Yes. It was first presented in February 2025, passed by the Lok Sabha on August 11, 2025, passed by the Rajya Sabha the next day, and received the President’s approval on August 21, 2025.
3. Where can I download the official PDF?
You can find the official Gazette-notified Act at egazette.gov.in.
For an easier-to-read version, the Income Tax Department website (incometaxindia.gov.in) offers a section-by-section navigator and an FAQ document.
For practical help with compliance, tools like the income tax act mapper from SSFintax Advisor can be very useful.
4. What’s the one-line summary of the new Act?
536 sections, 23 chapters, 16 schedules. Same taxes, simpler law. Starts April 2026.
5. How do tax refunds work under the new Act?
Pretty much the same way. If you’ve paid more tax than you owe, you get a refund automatically when you file your return.
A notable addition: even if you file late, you can now claim TDS refunds.
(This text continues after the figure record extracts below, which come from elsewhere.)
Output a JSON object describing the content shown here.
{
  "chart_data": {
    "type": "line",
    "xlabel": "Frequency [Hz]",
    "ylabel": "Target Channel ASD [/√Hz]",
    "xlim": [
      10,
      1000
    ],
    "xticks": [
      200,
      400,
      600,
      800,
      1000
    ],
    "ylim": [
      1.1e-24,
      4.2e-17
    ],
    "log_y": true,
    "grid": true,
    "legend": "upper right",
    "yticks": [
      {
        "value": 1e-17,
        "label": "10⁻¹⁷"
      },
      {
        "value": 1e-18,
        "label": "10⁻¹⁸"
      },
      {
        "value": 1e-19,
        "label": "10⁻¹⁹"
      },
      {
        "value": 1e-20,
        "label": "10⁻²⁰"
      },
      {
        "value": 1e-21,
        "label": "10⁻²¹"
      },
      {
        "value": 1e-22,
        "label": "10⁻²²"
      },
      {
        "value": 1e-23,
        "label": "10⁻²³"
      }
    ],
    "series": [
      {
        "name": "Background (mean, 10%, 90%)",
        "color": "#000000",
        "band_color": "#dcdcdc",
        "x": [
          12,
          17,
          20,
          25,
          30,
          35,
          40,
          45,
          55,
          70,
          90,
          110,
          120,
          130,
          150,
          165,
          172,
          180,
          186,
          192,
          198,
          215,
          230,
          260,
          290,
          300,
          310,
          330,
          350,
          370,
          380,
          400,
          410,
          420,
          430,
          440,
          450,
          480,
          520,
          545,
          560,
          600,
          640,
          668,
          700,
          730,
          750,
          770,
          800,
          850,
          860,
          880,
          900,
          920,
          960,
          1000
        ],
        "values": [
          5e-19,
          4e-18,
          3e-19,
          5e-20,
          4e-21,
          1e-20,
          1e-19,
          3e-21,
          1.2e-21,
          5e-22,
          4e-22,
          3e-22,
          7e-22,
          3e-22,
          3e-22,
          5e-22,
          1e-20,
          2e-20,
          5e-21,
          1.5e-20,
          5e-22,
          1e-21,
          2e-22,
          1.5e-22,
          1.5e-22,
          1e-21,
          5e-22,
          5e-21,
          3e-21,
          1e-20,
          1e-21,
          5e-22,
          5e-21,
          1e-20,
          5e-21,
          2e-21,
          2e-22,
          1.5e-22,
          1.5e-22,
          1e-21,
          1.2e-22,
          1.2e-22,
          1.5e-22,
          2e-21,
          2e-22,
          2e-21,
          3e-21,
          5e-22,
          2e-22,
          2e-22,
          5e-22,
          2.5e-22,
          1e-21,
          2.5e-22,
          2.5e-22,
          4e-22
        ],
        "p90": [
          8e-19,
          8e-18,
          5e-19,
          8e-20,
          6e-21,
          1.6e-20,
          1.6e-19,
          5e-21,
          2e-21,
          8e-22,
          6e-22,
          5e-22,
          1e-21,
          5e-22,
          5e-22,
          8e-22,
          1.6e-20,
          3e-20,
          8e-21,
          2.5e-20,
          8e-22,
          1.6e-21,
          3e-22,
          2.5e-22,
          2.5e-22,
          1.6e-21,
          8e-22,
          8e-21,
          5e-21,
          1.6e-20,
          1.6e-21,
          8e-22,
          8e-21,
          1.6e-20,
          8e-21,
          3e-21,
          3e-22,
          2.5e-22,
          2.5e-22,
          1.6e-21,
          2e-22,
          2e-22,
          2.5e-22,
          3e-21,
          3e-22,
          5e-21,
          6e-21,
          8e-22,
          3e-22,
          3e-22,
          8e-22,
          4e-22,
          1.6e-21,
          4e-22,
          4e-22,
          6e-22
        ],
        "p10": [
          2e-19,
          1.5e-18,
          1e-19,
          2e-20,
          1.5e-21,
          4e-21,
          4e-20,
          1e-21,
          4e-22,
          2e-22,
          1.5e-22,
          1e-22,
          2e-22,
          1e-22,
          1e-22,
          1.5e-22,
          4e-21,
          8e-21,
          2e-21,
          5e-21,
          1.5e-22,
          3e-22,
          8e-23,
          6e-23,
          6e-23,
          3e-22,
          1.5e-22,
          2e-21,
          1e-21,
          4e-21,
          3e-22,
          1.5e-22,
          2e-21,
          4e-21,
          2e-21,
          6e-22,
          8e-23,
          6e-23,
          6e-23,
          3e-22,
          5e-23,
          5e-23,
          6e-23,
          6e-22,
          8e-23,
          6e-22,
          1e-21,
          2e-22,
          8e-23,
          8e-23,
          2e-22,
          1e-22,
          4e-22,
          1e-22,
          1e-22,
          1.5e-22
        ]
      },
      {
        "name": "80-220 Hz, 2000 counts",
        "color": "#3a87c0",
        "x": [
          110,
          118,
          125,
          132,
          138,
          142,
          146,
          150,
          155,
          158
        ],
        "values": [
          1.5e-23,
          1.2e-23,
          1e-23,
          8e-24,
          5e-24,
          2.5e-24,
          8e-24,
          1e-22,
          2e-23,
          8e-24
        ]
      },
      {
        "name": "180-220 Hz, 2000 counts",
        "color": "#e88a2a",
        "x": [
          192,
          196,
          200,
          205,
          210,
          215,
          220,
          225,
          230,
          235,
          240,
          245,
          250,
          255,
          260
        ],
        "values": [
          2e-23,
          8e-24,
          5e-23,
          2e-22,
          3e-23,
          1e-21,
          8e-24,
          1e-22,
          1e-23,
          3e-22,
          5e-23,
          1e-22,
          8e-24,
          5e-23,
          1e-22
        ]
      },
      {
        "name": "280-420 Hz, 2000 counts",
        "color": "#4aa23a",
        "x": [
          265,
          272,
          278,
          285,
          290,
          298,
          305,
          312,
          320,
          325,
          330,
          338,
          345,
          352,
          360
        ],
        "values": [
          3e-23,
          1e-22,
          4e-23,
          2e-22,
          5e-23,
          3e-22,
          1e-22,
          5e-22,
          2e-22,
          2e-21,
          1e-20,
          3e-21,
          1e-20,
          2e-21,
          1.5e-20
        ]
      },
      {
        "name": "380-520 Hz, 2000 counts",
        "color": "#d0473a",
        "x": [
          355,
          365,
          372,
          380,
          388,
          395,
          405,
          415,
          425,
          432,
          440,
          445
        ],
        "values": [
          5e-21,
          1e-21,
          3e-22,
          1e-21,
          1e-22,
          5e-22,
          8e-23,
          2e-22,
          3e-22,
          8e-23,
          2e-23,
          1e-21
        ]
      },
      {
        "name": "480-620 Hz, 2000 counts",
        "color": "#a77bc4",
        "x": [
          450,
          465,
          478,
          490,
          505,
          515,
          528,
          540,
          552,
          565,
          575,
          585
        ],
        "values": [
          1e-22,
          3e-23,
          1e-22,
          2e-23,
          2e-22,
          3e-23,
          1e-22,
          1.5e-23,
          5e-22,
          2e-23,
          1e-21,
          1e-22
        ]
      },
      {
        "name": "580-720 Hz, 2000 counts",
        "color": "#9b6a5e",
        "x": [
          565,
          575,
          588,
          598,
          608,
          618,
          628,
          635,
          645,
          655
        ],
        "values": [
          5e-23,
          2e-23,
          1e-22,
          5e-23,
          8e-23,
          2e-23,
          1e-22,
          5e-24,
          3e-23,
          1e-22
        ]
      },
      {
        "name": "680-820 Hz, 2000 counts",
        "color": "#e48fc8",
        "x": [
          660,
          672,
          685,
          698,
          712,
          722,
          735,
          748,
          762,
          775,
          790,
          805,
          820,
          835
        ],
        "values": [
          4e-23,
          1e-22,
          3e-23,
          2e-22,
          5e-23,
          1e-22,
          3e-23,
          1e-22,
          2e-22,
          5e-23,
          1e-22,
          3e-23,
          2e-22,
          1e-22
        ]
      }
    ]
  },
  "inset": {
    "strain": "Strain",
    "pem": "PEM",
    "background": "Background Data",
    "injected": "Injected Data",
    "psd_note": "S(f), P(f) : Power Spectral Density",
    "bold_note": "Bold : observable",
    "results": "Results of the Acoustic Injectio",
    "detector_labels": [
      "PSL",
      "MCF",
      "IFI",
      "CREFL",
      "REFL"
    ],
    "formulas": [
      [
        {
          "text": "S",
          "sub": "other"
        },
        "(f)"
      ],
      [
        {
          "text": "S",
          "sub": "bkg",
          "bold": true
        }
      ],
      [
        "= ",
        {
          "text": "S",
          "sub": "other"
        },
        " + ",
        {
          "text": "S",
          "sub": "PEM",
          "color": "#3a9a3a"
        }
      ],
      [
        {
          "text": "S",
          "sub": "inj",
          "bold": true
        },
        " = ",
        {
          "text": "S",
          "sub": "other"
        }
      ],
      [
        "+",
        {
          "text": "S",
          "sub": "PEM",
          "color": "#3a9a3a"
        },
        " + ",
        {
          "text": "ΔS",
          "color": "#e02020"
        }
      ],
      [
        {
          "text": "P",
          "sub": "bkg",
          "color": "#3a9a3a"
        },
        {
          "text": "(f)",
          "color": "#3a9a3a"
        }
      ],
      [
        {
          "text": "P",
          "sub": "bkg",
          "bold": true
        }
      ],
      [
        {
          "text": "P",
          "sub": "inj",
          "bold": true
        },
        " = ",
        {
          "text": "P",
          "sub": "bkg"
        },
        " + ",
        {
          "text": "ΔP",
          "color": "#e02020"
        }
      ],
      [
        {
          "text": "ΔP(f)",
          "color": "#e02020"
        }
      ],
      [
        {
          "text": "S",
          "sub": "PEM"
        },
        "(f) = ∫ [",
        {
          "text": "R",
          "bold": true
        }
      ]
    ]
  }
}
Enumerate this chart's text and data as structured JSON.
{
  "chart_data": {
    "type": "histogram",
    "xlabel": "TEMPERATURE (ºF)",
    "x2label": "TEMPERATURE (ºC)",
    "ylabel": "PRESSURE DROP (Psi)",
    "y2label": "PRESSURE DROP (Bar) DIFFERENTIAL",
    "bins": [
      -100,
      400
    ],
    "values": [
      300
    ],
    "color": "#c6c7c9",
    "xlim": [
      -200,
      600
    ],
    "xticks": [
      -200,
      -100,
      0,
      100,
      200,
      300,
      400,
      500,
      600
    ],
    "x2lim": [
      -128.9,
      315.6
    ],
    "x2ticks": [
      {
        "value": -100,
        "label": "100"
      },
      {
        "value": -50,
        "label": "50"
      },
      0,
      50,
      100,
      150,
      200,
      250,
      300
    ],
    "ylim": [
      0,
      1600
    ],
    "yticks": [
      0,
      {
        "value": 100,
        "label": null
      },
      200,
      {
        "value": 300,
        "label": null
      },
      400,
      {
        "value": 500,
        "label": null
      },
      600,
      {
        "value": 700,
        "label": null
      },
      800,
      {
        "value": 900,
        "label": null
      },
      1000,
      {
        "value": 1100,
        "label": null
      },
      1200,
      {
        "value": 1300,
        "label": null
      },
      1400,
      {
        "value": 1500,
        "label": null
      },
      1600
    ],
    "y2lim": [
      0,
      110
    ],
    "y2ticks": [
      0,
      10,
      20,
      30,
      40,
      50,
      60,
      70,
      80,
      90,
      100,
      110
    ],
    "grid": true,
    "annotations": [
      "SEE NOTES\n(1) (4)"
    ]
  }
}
Interest on delayed refunds is still 0.5% per month, and any old tax demands will be adjusted against your refund before you get it (see Section 437 for details).
6. Have tax rates changed?
No. The rates from the Finance Act 2025 continue to apply, for both the old and new tax regimes.
This means no tax on income up to ₹12 lakh under the new regime (or ₹12.75 lakh for salaried individuals).
7. When does the new Act actually start?
It becomes effective on April 1, 2026.
Everything before that date is still handled under the old 1961 Act.
No immediate disruption.
8. What’s the biggest practical change for tax professionals?
For day-to-day work, the consolidation of all TDS rules into a single section (Section 393) will be the most noticeable.
The new “Tax Year” concept (Section 3) is also a major fix, finally ending the old confusion around “previous” and “assessment” years.
If you work with NPOs or trusts, the Select Committee’s corrections to the donation rules are critical to understand.
9. Does the new Act affect ongoing tax cases or past assessments?
No. Any assessment, appeal, or legal proceeding related to a period under the old 1961 Act will continue to be handled under that Act.
The 2025 Act does not apply retroactively.